To read the headlines of late, it would seem that virtualization and cloud alone are the keys to IT nirvana.
But now that the enterprise industry is gaining some practical experience with these new technologies, it's obvious that things aren't quite so simple.
For one thing, things like application performance and general data flexibility are still subject to the same old traffic jams that plague traditional infrastructure. The most scalable set of resources in the world won't be of much use if data can't get from one place to another.
This is probably why platform vendors of all stripes are falling over themselves to provide the most streamlined I/O architectures through a range of networking, optimization and management techniques.
Naturally, this is fertile ground of startups like Kaminario, which recently unveiled a low-cost DRAM storage appliance designed to ease network bottlenecks for high-throughput applications. The K2 device starts as low as $50,000 for a 500 GB configuration, with the ability to scale up to 12 TB for a cool $1.5 million. It provides 150,000 to 1.5 million IOPS and 1.6 to 16 GBps throughput using the company's Scale-out Performance Architecture (SPEAR) that provides for independent scalability of processor and storage.

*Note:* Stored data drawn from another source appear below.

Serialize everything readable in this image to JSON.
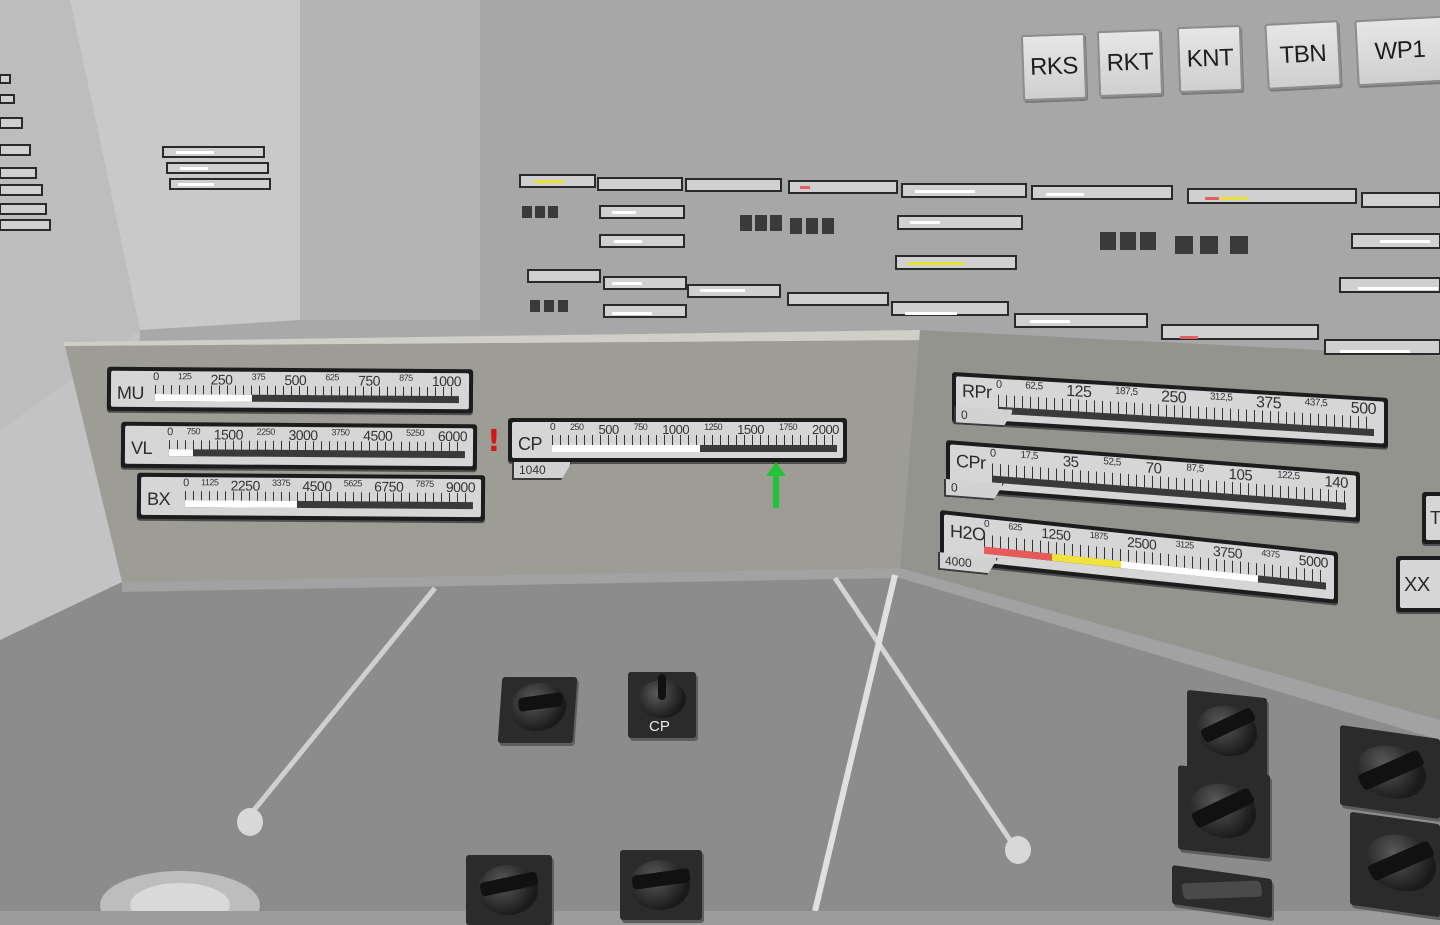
{
  "annunciators": [
    {
      "label": "RKS"
    },
    {
      "label": "RKT"
    },
    {
      "label": "KNT"
    },
    {
      "label": "TBN"
    },
    {
      "label": "WP1"
    }
  ],
  "left_panel": {
    "meters": [
      {
        "name": "MU",
        "ticks": [
          "0",
          "125",
          "250",
          "375",
          "500",
          "625",
          "750",
          "875",
          "1000"
        ],
        "level": 0.32
      },
      {
        "name": "VL",
        "ticks": [
          "0",
          "750",
          "1500",
          "2250",
          "3000",
          "3750",
          "4500",
          "5250",
          "6000"
        ],
        "level": 0.08
      },
      {
        "name": "BX",
        "ticks": [
          "0",
          "1125",
          "2250",
          "3375",
          "4500",
          "5625",
          "6750",
          "7875",
          "9000"
        ],
        "level": 0.39
      }
    ],
    "warning_symbol": "!",
    "cp_meter": {
      "name": "CP",
      "ticks": [
        "0",
        "250",
        "500",
        "750",
        "1000",
        "1250",
        "1500",
        "1750",
        "2000"
      ],
      "level": 0.52,
      "readout": "1040"
    },
    "indicator_arrow": "green-up-arrow",
    "indicator_color": "#22c23a"
  },
  "right_panel": {
    "meters": [
      {
        "name": "RPr",
        "ticks": [
          "0",
          "62,5",
          "125",
          "187,5",
          "250",
          "312,5",
          "375",
          "437,5",
          "500"
        ],
        "level": 0.0,
        "readout": "0"
      },
      {
        "name": "CPr",
        "ticks": [
          "0",
          "17,5",
          "35",
          "52,5",
          "70",
          "87,5",
          "105",
          "122,5",
          "140"
        ],
        "level": 0.0,
        "readout": "0"
      },
      {
        "name": "H2O",
        "ticks": [
          "0",
          "625",
          "1250",
          "1875",
          "2500",
          "3125",
          "3750",
          "4375",
          "5000"
        ],
        "level": 0.8,
        "readout": "4000",
        "zones": [
          {
            "color": "#e85a5a",
            "to": 0.2
          },
          {
            "color": "#f0e33c",
            "to": 0.4
          },
          {
            "color": "#ffffff",
            "to": 0.8
          }
        ]
      }
    ],
    "edge_labels": [
      "T",
      "XX"
    ]
  },
  "console": {
    "knob_label": "CP"
  },
  "colors": {
    "needle_bar": "#ffffff",
    "warning": "#d01818"
  }
}
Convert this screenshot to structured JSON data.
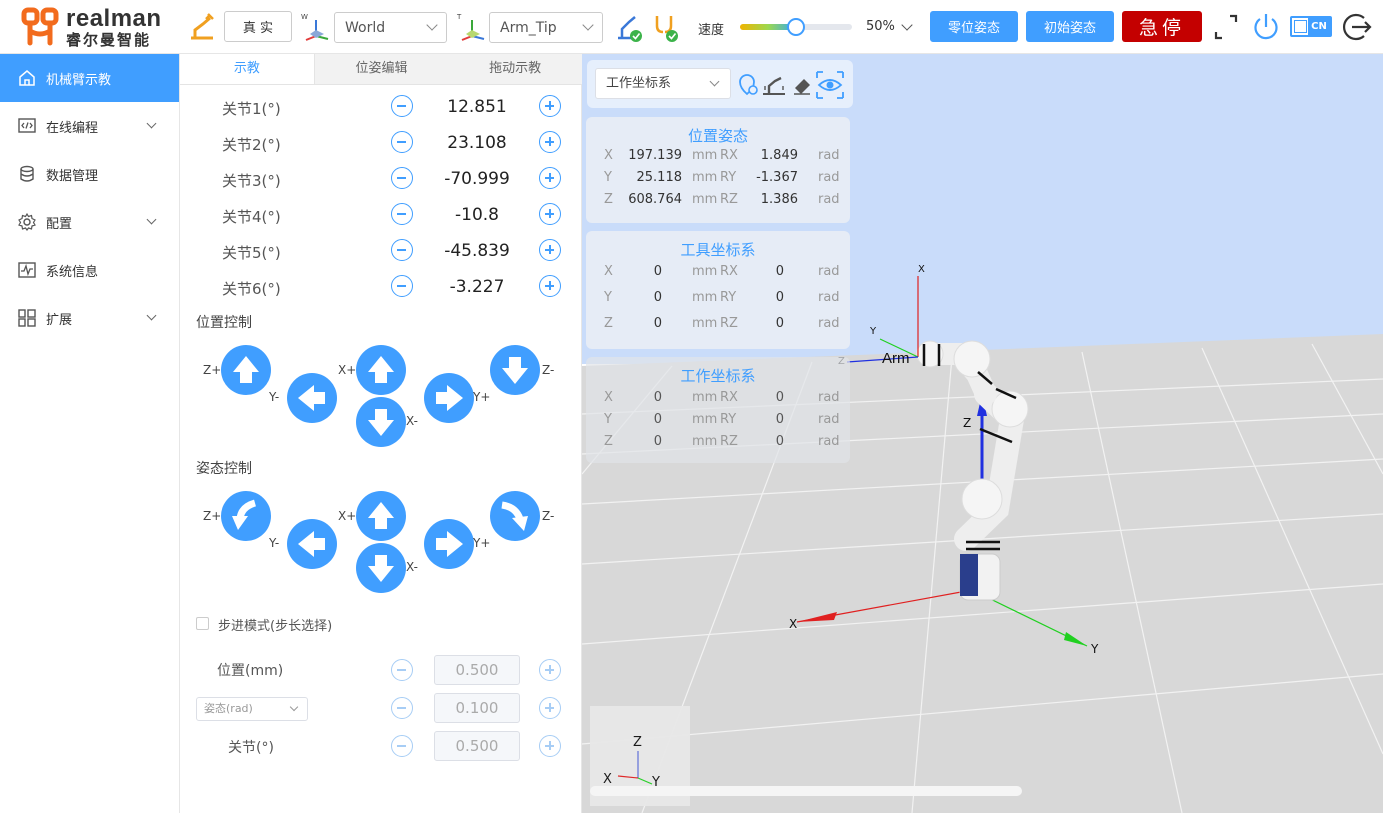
{
  "header": {
    "logo_en": "realman",
    "logo_cn": "睿尔曼智能",
    "mode_button": "真 实",
    "frame_select": "World",
    "frame_superscript": "W",
    "tool_select": "Arm_Tip",
    "tool_superscript": "T",
    "speed_label": "速度",
    "speed_percent": "50%",
    "speed_value": 0.5,
    "zero_pose_button": "零位姿态",
    "init_pose_button": "初始姿态",
    "estop_button": "急停",
    "lang_badge": "CN",
    "colors": {
      "accent": "#409eff",
      "estop": "#c40000",
      "logo_orange": "#f26b1d"
    }
  },
  "sidebar": {
    "items": [
      {
        "label": "机械臂示教",
        "icon": "home-icon",
        "active": true
      },
      {
        "label": "在线编程",
        "icon": "code-icon",
        "expand": true
      },
      {
        "label": "数据管理",
        "icon": "database-icon"
      },
      {
        "label": "配置",
        "icon": "settings-gear-icon",
        "expand": true
      },
      {
        "label": "系统信息",
        "icon": "pulse-monitor-icon"
      },
      {
        "label": "扩展",
        "icon": "grid-apps-icon",
        "expand": true
      }
    ]
  },
  "panel": {
    "tabs": [
      "示教",
      "位姿编辑",
      "拖动示教"
    ],
    "joints": [
      {
        "label": "关节1(°)",
        "value": "12.851"
      },
      {
        "label": "关节2(°)",
        "value": "23.108"
      },
      {
        "label": "关节3(°)",
        "value": "-70.999"
      },
      {
        "label": "关节4(°)",
        "value": "-10.8"
      },
      {
        "label": "关节5(°)",
        "value": "-45.839"
      },
      {
        "label": "关节6(°)",
        "value": "-3.227"
      }
    ],
    "position_control_title": "位置控制",
    "attitude_control_title": "姿态控制",
    "arrow_labels": {
      "zp": "Z+",
      "zm": "Z-",
      "yp": "Y+",
      "ym": "Y-",
      "xp": "X+",
      "xm": "X-"
    },
    "step_mode_label": "步进模式(步长选择)",
    "step_position_label": "位置(mm)",
    "step_position_value": "0.500",
    "step_attitude_select": "姿态(rad)",
    "step_attitude_value": "0.100",
    "step_joint_label": "关节(°)",
    "step_joint_value": "0.500"
  },
  "viewport": {
    "coord_select": "工作坐标系",
    "pose_card": {
      "title": "位置姿态",
      "rows": [
        {
          "axis": "X",
          "value": "197.139",
          "unit": "mm",
          "raxis": "RX",
          "rvalue": "1.849",
          "runit": "rad"
        },
        {
          "axis": "Y",
          "value": "25.118",
          "unit": "mm",
          "raxis": "RY",
          "rvalue": "-1.367",
          "runit": "rad"
        },
        {
          "axis": "Z",
          "value": "608.764",
          "unit": "mm",
          "raxis": "RZ",
          "rvalue": "1.386",
          "runit": "rad"
        }
      ]
    },
    "tool_card": {
      "title": "工具坐标系",
      "rows": [
        {
          "axis": "X",
          "value": "0",
          "unit": "mm",
          "raxis": "RX",
          "rvalue": "0",
          "runit": "rad"
        },
        {
          "axis": "Y",
          "value": "0",
          "unit": "mm",
          "raxis": "RY",
          "rvalue": "0",
          "runit": "rad"
        },
        {
          "axis": "Z",
          "value": "0",
          "unit": "mm",
          "raxis": "RZ",
          "rvalue": "0",
          "runit": "rad"
        }
      ]
    },
    "work_card": {
      "title": "工作坐标系",
      "rows": [
        {
          "axis": "X",
          "value": "0",
          "unit": "mm",
          "raxis": "RX",
          "rvalue": "0",
          "runit": "rad"
        },
        {
          "axis": "Y",
          "value": "0",
          "unit": "mm",
          "raxis": "RY",
          "rvalue": "0",
          "runit": "rad"
        },
        {
          "axis": "Z",
          "value": "0",
          "unit": "mm",
          "raxis": "RZ",
          "rvalue": "0",
          "runit": "rad"
        }
      ]
    },
    "scene_labels": {
      "x": "X",
      "y": "Y",
      "z": "Z",
      "tool": "Arm"
    },
    "gizmo_labels": {
      "x": "X",
      "y": "Y",
      "z": "Z"
    }
  }
}
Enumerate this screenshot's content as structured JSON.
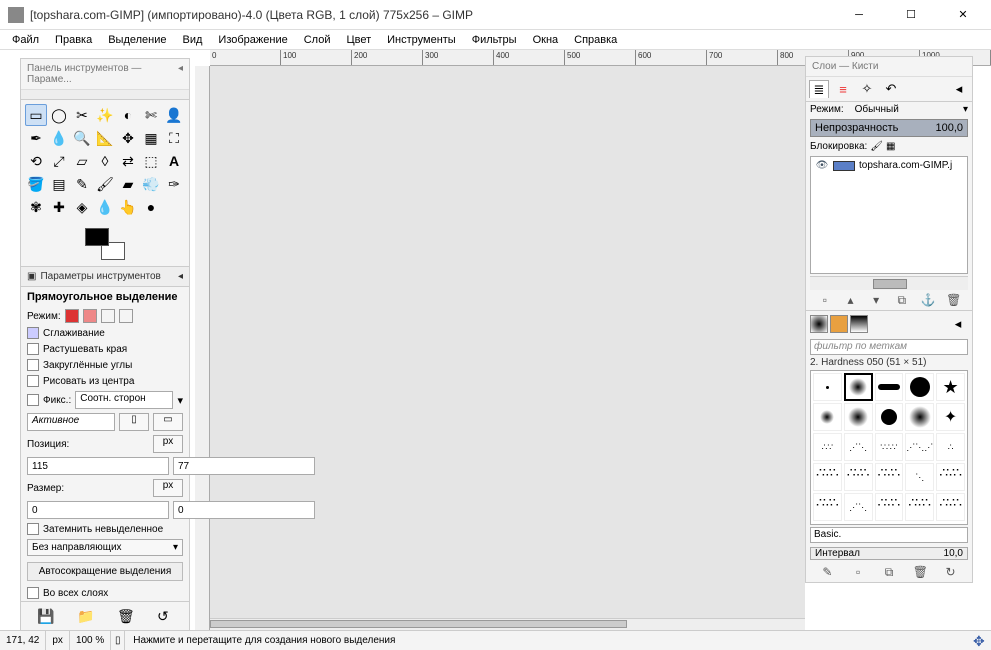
{
  "title": "[topshara.com-GIMP] (импортировано)-4.0 (Цвета RGB, 1 слой) 775x256 – GIMP",
  "menu": [
    "Файл",
    "Правка",
    "Выделение",
    "Вид",
    "Изображение",
    "Слой",
    "Цвет",
    "Инструменты",
    "Фильтры",
    "Окна",
    "Справка"
  ],
  "toolbox": {
    "header": "Панель инструментов — Параме...",
    "opts_label": "Параметры инструментов",
    "selection_title": "Прямоугольное выделение",
    "mode_label": "Режим:",
    "smooth": "Сглаживание",
    "feather": "Растушевать края",
    "rounded": "Закруглённые углы",
    "center": "Рисовать из центра",
    "fix_label": "Фикс.:",
    "fix_value": "Соотн. сторон",
    "active": "Активное",
    "pos_label": "Позиция:",
    "pos_x": "115",
    "pos_y": "77",
    "size_label": "Размер:",
    "size_x": "0",
    "size_y": "0",
    "px": "px",
    "darken": "Затемнить невыделенное",
    "guides": "Без направляющих",
    "autoshrink": "Автосокращение выделения",
    "alllayers": "Во всех слоях"
  },
  "rightdock": {
    "header": "Слои — Кисти",
    "mode_label": "Режим:",
    "mode_value": "Обычный",
    "opacity_label": "Непрозрачность",
    "opacity_value": "100,0",
    "lock_label": "Блокировка:",
    "layer_name": "topshara.com-GIMP.j",
    "brush_filter": "фильтр по меткам",
    "brush_info": "2. Hardness 050 (51 × 51)",
    "brush_basic": "Basic.",
    "interval_label": "Интервал",
    "interval_value": "10,0"
  },
  "status": {
    "coords": "171, 42",
    "unit": "px",
    "zoom": "100 %",
    "hint": "Нажмите и перетащите для создания нового выделения"
  },
  "ruler_ticks": [
    "0",
    "100",
    "200",
    "300",
    "400",
    "500",
    "600",
    "700",
    "800",
    "900",
    "1000"
  ]
}
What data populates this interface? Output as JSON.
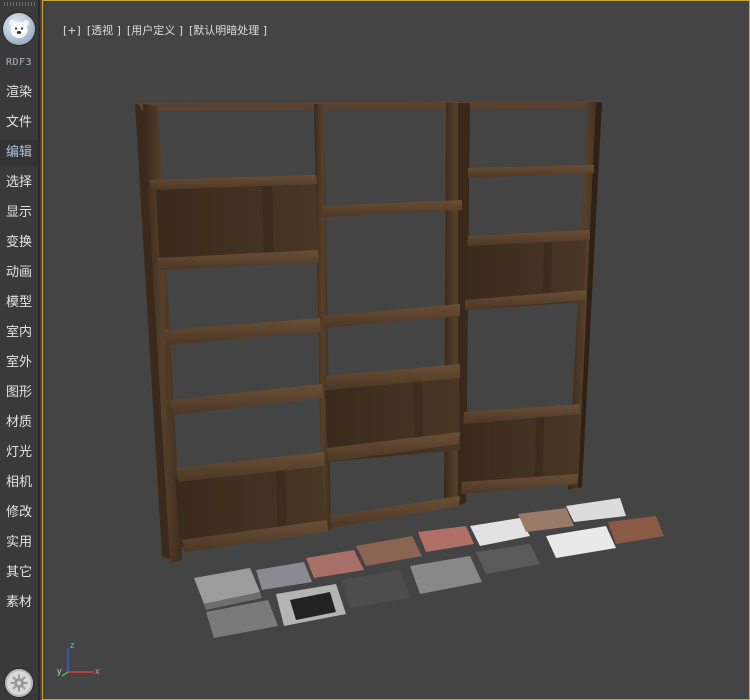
{
  "sidebar": {
    "brand": "RDF3",
    "items": [
      {
        "label": "渲染",
        "name": "sidebar-item-render"
      },
      {
        "label": "文件",
        "name": "sidebar-item-file"
      },
      {
        "label": "编辑",
        "name": "sidebar-item-edit",
        "active": true
      },
      {
        "label": "选择",
        "name": "sidebar-item-select"
      },
      {
        "label": "显示",
        "name": "sidebar-item-display"
      },
      {
        "label": "变换",
        "name": "sidebar-item-transform"
      },
      {
        "label": "动画",
        "name": "sidebar-item-animation"
      },
      {
        "label": "模型",
        "name": "sidebar-item-model"
      },
      {
        "label": "室内",
        "name": "sidebar-item-interior"
      },
      {
        "label": "室外",
        "name": "sidebar-item-exterior"
      },
      {
        "label": "图形",
        "name": "sidebar-item-shapes"
      },
      {
        "label": "材质",
        "name": "sidebar-item-material"
      },
      {
        "label": "灯光",
        "name": "sidebar-item-lights"
      },
      {
        "label": "相机",
        "name": "sidebar-item-camera"
      },
      {
        "label": "修改",
        "name": "sidebar-item-modify"
      },
      {
        "label": "实用",
        "name": "sidebar-item-utilities"
      },
      {
        "label": "其它",
        "name": "sidebar-item-other"
      },
      {
        "label": "素材",
        "name": "sidebar-item-assets"
      }
    ],
    "logo_icon": "bear-logo-icon",
    "settings_icon": "gear-icon"
  },
  "viewport": {
    "labels": {
      "plus": "[+]",
      "view": "[透视 ]",
      "custom": "[用户定义 ]",
      "shading": "[默认明暗处理 ]"
    },
    "border_color": "#c9a535",
    "axis": {
      "x": "x",
      "y": "y",
      "z": "z"
    }
  },
  "colors": {
    "background": "#444444",
    "sidebar": "#3a3a3a",
    "wood": "#4a3524",
    "active_item": "#a9c3dd"
  }
}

Also building on the appliance model is Dataram, which recently released an upgraded XcelaSAN system that the company says improves IOPS performance 30-fold. Aimed at mid-range Fibre Channel installations, the new Model 100 offers up to 450,000 IOPS along with added features like internal mirrored Flash drives and hot-swappable, redundant power supplies to ensure application and data availability.
Brocade, meanwhile, is employing the new IPv6 protocol as a means to enhance its ServerIron ADX application delivery switch. The unit's latest software release (Ver. 12.3), provides IPv4-to-IPv6 translation, allowing the device to accommodate new IP addresses for mobile, cloud and other resources. At the same time, the switch itself provides for up to three million HTTP connections per second, an increase the company says is needed to handle the expected doubling of Internet bandwidth consumption within the next two years.
In the old days, improving application performance was a relatively simple matter of optimizing the closed environment in which the application existed. In today's world, that app needs to exhibit peak performance across a wide range of server, storage and network configurations.
This kind of universality is probably out of reach for many organizations, but at least the technology exists to attack the specific weak links in the delivery chain. It will take a bit of work to spot many of these flaws, but the results should be well worth the effort.